Editors Note: For those of you who live outside of the area, the fire Janet refers to in the meeting notes was a huge fire at the B & A Shops yard in Derby. A grass fire leaped to a 15ft.tall pile of used railroad ties and caused a huge blaze. The surrounding woods and fields are still very dry due to the drought and the possibility of a huge fire was very real.

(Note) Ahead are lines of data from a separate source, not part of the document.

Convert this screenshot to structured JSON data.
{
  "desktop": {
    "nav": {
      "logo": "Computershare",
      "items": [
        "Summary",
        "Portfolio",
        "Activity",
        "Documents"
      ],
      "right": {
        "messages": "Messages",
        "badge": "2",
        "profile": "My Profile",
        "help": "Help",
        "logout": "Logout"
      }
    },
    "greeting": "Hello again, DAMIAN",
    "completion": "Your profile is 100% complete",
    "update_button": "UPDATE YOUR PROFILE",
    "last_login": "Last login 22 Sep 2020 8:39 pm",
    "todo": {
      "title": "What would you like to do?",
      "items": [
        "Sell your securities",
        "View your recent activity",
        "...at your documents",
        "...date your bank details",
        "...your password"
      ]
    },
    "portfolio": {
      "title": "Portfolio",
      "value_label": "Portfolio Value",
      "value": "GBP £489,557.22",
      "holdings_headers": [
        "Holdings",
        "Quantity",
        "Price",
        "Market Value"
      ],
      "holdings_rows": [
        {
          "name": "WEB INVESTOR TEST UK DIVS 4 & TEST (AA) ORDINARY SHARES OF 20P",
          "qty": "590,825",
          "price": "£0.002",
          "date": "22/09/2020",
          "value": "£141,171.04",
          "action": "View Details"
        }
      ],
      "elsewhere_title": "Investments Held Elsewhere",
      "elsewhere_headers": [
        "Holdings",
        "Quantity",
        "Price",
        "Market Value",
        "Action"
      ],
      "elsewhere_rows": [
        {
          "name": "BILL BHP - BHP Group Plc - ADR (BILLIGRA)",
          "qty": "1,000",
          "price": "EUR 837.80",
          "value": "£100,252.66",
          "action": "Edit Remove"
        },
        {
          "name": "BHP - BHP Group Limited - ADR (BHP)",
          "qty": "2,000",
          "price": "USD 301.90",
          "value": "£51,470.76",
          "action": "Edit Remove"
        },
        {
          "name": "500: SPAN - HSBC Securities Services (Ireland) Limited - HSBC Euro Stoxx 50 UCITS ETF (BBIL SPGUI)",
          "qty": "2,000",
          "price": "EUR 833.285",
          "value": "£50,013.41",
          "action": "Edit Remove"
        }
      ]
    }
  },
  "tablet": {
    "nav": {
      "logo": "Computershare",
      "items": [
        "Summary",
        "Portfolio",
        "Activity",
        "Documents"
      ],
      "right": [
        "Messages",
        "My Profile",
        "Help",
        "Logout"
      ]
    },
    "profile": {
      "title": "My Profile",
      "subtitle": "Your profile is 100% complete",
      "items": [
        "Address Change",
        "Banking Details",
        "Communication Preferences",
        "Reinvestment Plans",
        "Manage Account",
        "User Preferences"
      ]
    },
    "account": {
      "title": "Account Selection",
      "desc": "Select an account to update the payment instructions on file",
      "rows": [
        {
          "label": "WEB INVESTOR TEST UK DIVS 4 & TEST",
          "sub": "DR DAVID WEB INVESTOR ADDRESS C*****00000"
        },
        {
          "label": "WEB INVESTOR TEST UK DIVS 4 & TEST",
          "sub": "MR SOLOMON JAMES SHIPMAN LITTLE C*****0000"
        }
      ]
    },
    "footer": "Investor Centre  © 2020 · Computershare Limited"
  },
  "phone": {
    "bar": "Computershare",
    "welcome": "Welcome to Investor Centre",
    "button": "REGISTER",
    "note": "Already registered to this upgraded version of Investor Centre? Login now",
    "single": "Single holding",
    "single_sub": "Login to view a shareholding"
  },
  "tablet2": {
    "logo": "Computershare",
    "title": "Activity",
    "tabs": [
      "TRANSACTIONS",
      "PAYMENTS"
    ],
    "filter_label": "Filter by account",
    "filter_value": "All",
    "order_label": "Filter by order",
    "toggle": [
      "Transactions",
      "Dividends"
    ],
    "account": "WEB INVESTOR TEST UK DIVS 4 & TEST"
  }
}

From 1:50 PM until 4PM Tuesday, May 7, the sirens I heard from my house made it sound like the world was coming to an end! I live high on Sargent Hill, across from the C.D. Center, and I can easily hear sounds from downtown. At about 10 minutes of 2 that day I heard the first series of sirens, but wasn’t too concerned, because oftentimes the Dover ambulance automatically responds to calls for Milo’s ambulance, to offer assistance.
After an hour and a half of sirens, and the sight of two helicopters flying overhead, my curiosity got the best of me, and I called Tammy Vail to see if she knew what was going on. Her hair salon is located on the corner of Elm and Main Streets, so I figured she would have seen or heard what had happened. She told me that there was a huge fire at the B & A shops and that fire departments from all nearby towns were responding. Also responding was the Maine Forestry Department, and that explained the helicopters.
In all, 15 fire departments gave assistance. The fire was contained, then extinguished. It was an incredible sight seeing all those uniformed men working together flawlessly. Kirby said he was amazed at the organization of the trucks on scene. A long line of fire vehicles formed a brigade and one by one they moved near the fire, deposited their load of water, then drove to load on more water. Adding to the effort were two forestry helicopters. Each would scoop 300 gallons of water into their suspended hopper by dragging it in the nearby river, then dump the water on the fire.
The next day, the front page of the Bangor Daily News displayed an incredible photograph of three of our firemen. Ricky Flagg, Troy Richards and Dickie Pelletier looked so dedicated and professional in the dramatic photo.
We at The Three Rivers News would like to express our thanks and our pride. We have an extremely capable and dedicated group of fire fighters, and for that the area is grateful.